In the first six weeks of the outbreak, 108,345 deaths were registered by the Office for National Statistics for England and Wales – which is 46,494 more than the five-year average over the same period.
Covid-19 was responsible for 33,257 of these deaths, or 71.5 per cent, the ONS said.
The remainder – the deaths not directly linked with Covid-19 – might have been caused by factors connected with wider changes in England and Wales since the lockdown began: a reluctance on the part of some people to visit a doctor or a hospital, for instance, or the result of long-term health conditions being made worse by having to remain at home.
The ONS said it recorded 17,953 deaths from all causes during the week ending 1 May.

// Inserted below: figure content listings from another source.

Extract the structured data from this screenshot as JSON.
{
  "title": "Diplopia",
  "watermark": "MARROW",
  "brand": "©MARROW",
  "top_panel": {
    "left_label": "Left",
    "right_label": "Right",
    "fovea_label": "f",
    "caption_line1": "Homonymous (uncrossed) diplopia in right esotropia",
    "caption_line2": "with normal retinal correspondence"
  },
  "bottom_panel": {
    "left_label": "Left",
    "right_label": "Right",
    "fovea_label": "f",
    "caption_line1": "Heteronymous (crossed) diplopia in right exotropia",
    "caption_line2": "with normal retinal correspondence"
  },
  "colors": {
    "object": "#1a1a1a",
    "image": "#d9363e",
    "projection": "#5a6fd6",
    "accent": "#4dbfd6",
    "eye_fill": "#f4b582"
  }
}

While a decrease for the second week running, this was 8,012 more than average.
Speaking to BBC News, ONS statistician Nick Stripe: “That is about 4,000 lower than it was the week before but it is still 8,000 above the average that we would expect to see in this week at this time of year.
“So it is actually the seventh highest weekly total since this data set started in 1993 so we have had four out of the top seven weeks in the last four weeks.”

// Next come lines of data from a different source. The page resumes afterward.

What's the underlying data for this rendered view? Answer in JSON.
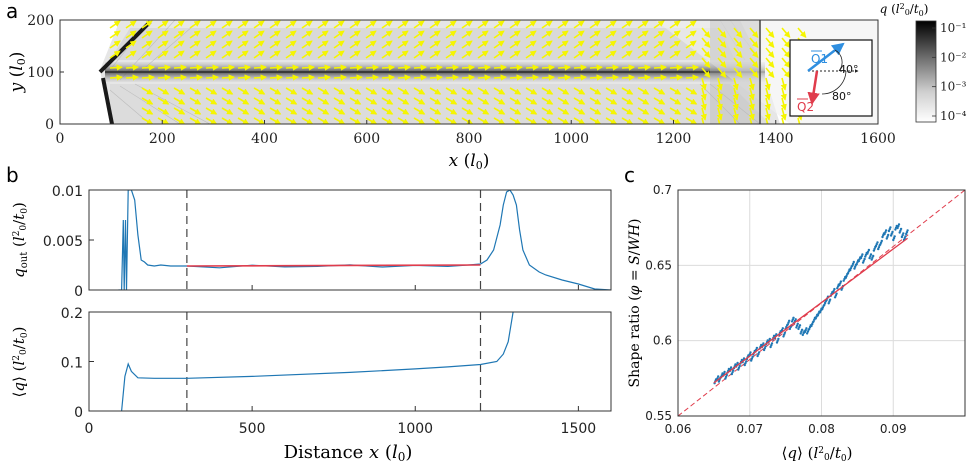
{
  "panels": {
    "a": {
      "letter": "a"
    },
    "b": {
      "letter": "b"
    },
    "c": {
      "letter": "c"
    }
  },
  "chart_data": [
    {
      "id": "a",
      "type": "heatmap",
      "xlabel": "x (l0)",
      "ylabel": "y (l0)",
      "xlim": [
        0,
        1600
      ],
      "ylim": [
        0,
        200
      ],
      "xticks": [
        "0",
        "200",
        "400",
        "600",
        "800",
        "1000",
        "1200",
        "1400",
        "1600"
      ],
      "yticks": [
        "0",
        "100",
        "200"
      ],
      "colorbar": {
        "label": "q (l0²/t0)",
        "scale": "log",
        "ticks": [
          "10⁻¹",
          "10⁻²",
          "10⁻³",
          "10⁻⁴"
        ]
      },
      "inset": {
        "q1_label": "Q1",
        "q2_label": "Q2",
        "angle1": "40°",
        "angle2": "80°",
        "q1_color": "#2f8fe0",
        "q2_color": "#e03c4c"
      },
      "arrow_color": "#f5f500"
    },
    {
      "id": "b-top",
      "type": "line",
      "ylabel": "q_out (l0²/t0)",
      "xlim": [
        0,
        1600
      ],
      "ylim": [
        0,
        0.01
      ],
      "yticks": [
        "0",
        "0.005",
        "0.01"
      ],
      "dashed_x": [
        300,
        1200
      ],
      "series": [
        {
          "color": "#1f77b4",
          "x": [
            90,
            100,
            105,
            108,
            112,
            115,
            120,
            125,
            130,
            140,
            150,
            160,
            170,
            180,
            200,
            220,
            250,
            300,
            400,
            500,
            600,
            700,
            800,
            900,
            1000,
            1100,
            1150,
            1200,
            1220,
            1240,
            1260,
            1270,
            1280,
            1290,
            1300,
            1310,
            1320,
            1330,
            1350,
            1380,
            1400,
            1450,
            1500,
            1550,
            1600
          ],
          "values": [
            0,
            0,
            0.007,
            0,
            0.007,
            0,
            0.01,
            0.01,
            0.01,
            0.009,
            0.0055,
            0.003,
            0.0028,
            0.0025,
            0.0024,
            0.0025,
            0.0024,
            0.0024,
            0.0024,
            0.0023,
            0.0024,
            0.0024,
            0.0024,
            0.0024,
            0.0024,
            0.0024,
            0.0024,
            0.0026,
            0.003,
            0.004,
            0.0065,
            0.0085,
            0.0098,
            0.01,
            0.0095,
            0.0085,
            0.006,
            0.004,
            0.0025,
            0.0018,
            0.0015,
            0.001,
            0.0006,
            0.0001,
            0
          ]
        },
        {
          "color": "#e03c4c",
          "x": [
            300,
            1200
          ],
          "values": [
            0.0024,
            0.0025
          ]
        }
      ]
    },
    {
      "id": "b-bottom",
      "type": "line",
      "xlabel": "Distance x (l0)",
      "ylabel": "⟨q⟩ (l0²/t0)",
      "xlim": [
        0,
        1600
      ],
      "ylim": [
        0,
        0.2
      ],
      "xticks": [
        "0",
        "500",
        "1000",
        "1500"
      ],
      "yticks": [
        "0",
        "0.1",
        "0.2"
      ],
      "dashed_x": [
        300,
        1200
      ],
      "series": [
        {
          "color": "#1f77b4",
          "x": [
            100,
            110,
            120,
            130,
            150,
            200,
            300,
            500,
            800,
            1000,
            1100,
            1200,
            1250,
            1270,
            1285,
            1300,
            1310
          ],
          "values": [
            0,
            0.07,
            0.095,
            0.08,
            0.067,
            0.066,
            0.066,
            0.07,
            0.078,
            0.085,
            0.089,
            0.094,
            0.1,
            0.115,
            0.14,
            0.2,
            0.22
          ]
        }
      ]
    },
    {
      "id": "c",
      "type": "scatter",
      "xlabel": "⟨q⟩ (l0²/t0)",
      "ylabel": "Shape ratio (φ = S/WH)",
      "xlim": [
        0.06,
        0.1
      ],
      "ylim": [
        0.55,
        0.7
      ],
      "xticks": [
        "0.06",
        "0.07",
        "0.08",
        "0.09"
      ],
      "yticks": [
        "0.55",
        "0.6",
        "0.65",
        "0.7"
      ],
      "grid": true,
      "points_color": "#1f77b4",
      "fit_line": {
        "color": "#e03c4c",
        "x": [
          0.065,
          0.092
        ],
        "values": [
          0.572,
          0.668
        ]
      },
      "identity_line": {
        "color": "#e03c4c",
        "style": "dashed",
        "x": [
          0.06,
          0.1
        ],
        "values": [
          0.55,
          0.7
        ]
      },
      "points": {
        "x": [
          0.0652,
          0.0655,
          0.0658,
          0.0661,
          0.0664,
          0.0667,
          0.067,
          0.0673,
          0.0676,
          0.0679,
          0.0682,
          0.0685,
          0.0688,
          0.0691,
          0.0694,
          0.0697,
          0.07,
          0.0703,
          0.0706,
          0.0709,
          0.0712,
          0.0715,
          0.0718,
          0.0721,
          0.0724,
          0.0727,
          0.073,
          0.0733,
          0.0736,
          0.0739,
          0.0742,
          0.0745,
          0.0748,
          0.0751,
          0.0754,
          0.0757,
          0.076,
          0.0763,
          0.0766,
          0.0769,
          0.0772,
          0.0775,
          0.0778,
          0.0781,
          0.0784,
          0.0787,
          0.079,
          0.0793,
          0.0796,
          0.0799,
          0.0802,
          0.0805,
          0.0808,
          0.0811,
          0.0814,
          0.0817,
          0.082,
          0.0823,
          0.0826,
          0.0829,
          0.0832,
          0.0835,
          0.0838,
          0.0841,
          0.0844,
          0.0847,
          0.085,
          0.0853,
          0.0856,
          0.0859,
          0.0862,
          0.0865,
          0.0868,
          0.0871,
          0.0874,
          0.0877,
          0.088,
          0.0883,
          0.0886,
          0.0889,
          0.0892,
          0.0895,
          0.0898,
          0.0901,
          0.0904,
          0.0907,
          0.091,
          0.0913,
          0.0916,
          0.0919
        ],
        "values": [
          0.573,
          0.575,
          0.574,
          0.577,
          0.578,
          0.576,
          0.58,
          0.581,
          0.579,
          0.583,
          0.584,
          0.582,
          0.586,
          0.587,
          0.585,
          0.589,
          0.591,
          0.588,
          0.592,
          0.594,
          0.591,
          0.596,
          0.597,
          0.595,
          0.599,
          0.6,
          0.597,
          0.602,
          0.603,
          0.6,
          0.605,
          0.607,
          0.604,
          0.609,
          0.612,
          0.609,
          0.614,
          0.613,
          0.61,
          0.609,
          0.606,
          0.605,
          0.607,
          0.606,
          0.609,
          0.611,
          0.614,
          0.616,
          0.618,
          0.62,
          0.622,
          0.625,
          0.628,
          0.626,
          0.631,
          0.633,
          0.63,
          0.636,
          0.638,
          0.635,
          0.641,
          0.643,
          0.646,
          0.648,
          0.651,
          0.649,
          0.652,
          0.654,
          0.656,
          0.653,
          0.657,
          0.659,
          0.656,
          0.655,
          0.661,
          0.664,
          0.662,
          0.665,
          0.67,
          0.672,
          0.669,
          0.674,
          0.671,
          0.668,
          0.675,
          0.676,
          0.673,
          0.67,
          0.668,
          0.672
        ]
      }
    }
  ]
}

Equivalent figures from the National Records of Scotland, based on death registrations, show there were 3,716 excess deaths during the first five weeks of the outbreak, while the Northern Ireland Statistics & Research Agency puts the figure for Northern Ireland at 704.

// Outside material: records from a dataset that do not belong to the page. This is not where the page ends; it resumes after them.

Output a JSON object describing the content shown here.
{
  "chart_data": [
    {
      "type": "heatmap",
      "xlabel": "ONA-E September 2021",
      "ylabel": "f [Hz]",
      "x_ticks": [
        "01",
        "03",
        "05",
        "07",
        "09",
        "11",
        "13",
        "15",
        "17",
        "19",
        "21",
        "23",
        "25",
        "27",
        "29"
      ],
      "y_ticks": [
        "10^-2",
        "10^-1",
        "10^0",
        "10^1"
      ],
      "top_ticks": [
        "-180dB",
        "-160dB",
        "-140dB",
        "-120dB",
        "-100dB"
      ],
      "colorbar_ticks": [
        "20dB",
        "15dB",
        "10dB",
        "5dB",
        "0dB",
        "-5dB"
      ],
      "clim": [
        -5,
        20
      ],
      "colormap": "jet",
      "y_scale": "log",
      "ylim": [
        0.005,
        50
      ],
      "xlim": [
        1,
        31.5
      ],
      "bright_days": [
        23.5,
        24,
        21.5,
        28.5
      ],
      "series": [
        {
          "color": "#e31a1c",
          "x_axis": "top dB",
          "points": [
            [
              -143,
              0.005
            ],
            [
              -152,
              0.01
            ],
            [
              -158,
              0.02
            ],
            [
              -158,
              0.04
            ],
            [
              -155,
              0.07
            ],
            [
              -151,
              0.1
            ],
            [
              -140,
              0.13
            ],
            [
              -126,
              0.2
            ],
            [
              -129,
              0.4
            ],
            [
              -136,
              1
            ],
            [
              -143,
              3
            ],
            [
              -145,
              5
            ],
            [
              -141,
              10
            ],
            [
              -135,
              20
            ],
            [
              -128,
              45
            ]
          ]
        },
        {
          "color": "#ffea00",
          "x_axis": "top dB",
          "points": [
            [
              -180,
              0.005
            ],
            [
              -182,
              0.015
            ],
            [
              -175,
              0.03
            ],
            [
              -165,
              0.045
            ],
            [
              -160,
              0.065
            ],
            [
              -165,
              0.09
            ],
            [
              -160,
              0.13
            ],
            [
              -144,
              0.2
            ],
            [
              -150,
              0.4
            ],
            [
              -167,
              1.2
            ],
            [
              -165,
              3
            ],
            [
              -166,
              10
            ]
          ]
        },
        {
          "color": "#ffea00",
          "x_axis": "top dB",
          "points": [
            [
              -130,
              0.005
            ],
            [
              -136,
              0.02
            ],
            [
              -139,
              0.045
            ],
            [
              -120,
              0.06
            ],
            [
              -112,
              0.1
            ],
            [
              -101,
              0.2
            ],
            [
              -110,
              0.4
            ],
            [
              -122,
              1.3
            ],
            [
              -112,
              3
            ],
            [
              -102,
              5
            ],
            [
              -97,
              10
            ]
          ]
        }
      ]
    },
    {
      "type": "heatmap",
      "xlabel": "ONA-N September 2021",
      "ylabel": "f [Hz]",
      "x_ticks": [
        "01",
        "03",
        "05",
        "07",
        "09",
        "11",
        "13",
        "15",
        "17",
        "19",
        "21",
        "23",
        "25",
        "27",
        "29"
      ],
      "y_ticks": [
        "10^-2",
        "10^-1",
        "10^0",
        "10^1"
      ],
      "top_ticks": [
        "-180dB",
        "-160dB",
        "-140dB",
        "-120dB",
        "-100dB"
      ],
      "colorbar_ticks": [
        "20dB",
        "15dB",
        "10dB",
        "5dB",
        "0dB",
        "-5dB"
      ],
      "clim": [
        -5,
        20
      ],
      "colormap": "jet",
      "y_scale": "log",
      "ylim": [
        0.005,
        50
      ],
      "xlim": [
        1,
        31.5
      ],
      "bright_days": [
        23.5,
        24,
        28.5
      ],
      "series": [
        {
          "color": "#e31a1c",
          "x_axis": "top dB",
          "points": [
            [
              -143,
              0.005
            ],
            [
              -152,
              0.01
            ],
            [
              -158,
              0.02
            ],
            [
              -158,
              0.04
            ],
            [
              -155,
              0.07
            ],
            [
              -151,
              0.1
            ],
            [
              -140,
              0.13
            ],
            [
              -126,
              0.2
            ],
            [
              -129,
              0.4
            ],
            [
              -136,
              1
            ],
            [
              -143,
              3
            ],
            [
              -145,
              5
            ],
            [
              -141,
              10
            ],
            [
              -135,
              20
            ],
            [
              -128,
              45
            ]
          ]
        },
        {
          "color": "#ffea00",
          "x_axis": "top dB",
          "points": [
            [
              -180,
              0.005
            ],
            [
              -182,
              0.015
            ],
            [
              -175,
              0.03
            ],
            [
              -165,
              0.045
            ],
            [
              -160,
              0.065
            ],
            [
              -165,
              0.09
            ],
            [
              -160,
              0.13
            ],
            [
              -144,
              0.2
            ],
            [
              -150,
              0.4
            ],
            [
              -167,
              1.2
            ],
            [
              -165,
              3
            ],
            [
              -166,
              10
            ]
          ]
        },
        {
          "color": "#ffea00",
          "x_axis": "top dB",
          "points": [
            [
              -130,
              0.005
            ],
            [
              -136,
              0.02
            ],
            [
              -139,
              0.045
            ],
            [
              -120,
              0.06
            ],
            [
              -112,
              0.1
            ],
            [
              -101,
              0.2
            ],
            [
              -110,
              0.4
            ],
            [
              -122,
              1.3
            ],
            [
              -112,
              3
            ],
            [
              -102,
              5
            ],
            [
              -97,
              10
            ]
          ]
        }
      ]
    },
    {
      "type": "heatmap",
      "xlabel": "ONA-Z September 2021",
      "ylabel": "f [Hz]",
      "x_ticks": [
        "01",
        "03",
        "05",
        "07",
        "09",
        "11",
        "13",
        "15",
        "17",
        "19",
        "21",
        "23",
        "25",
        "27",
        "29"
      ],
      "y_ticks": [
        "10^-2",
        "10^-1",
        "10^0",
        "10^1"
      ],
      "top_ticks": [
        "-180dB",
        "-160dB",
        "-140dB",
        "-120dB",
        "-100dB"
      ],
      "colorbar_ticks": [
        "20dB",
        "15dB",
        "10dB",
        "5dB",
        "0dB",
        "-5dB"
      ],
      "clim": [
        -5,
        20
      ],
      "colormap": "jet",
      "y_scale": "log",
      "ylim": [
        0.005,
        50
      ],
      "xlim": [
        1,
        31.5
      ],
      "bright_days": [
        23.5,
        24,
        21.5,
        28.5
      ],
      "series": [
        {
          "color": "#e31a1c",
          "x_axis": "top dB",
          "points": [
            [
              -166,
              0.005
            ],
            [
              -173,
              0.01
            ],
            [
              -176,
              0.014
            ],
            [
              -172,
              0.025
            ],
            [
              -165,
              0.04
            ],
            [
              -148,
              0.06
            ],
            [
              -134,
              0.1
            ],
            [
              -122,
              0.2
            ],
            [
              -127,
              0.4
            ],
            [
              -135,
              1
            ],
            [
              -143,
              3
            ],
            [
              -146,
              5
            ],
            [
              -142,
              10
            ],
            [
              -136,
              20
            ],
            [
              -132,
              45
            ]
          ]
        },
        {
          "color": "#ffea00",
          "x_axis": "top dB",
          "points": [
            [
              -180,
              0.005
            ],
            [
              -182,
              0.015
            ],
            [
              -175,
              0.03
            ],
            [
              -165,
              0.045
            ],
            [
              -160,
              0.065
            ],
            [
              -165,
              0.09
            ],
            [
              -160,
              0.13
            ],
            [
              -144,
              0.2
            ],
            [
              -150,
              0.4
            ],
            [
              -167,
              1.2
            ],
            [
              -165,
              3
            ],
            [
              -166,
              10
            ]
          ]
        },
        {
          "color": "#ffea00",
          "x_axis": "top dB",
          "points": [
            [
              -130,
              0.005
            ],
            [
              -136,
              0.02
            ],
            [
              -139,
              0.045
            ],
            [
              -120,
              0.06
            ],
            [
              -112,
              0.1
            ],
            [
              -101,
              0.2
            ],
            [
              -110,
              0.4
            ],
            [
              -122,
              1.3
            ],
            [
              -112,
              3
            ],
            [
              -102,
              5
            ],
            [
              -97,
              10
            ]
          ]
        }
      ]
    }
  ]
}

Together with the ONS figures for England and Wales, this means the total number of excess deaths recorded during the pandemic in the UK is 50,914.
There were 7,903 Covid-19 related deaths in care homes in England by 1 May, with 404 in Wales, the ONS said.
“Care homes (are) showing the slowest decline, sadly,” Mr Stripe said.
Referring to the week ending 1 May, which saw a 41 per cent increase in care home deaths, Mr Stripe added: “For the first time that I can remember, there were more deaths in total in care homes than there were in hospitals in that week.”
The latest figures from the National Records of Scotland, published last week, showed 2,795 deaths involving Covid-19 had been registered in the country up to 3 May.
Data from the Northern Ireland Statistics and Research Agency, also published last week, showed 516 coronavirus deaths up to 6 May.
Adding these figures to more up-to-date fatalities from the four nations, the total official UK death toll now stands at 40,496.
The government, which uses data from the Department of Health and Social Care (DHSC), claims that there have so far been 32,692 recorded deaths across the UK.
DHSC figures are based on when deaths were reported, and are for deaths where a person has tested positive for Covid-19.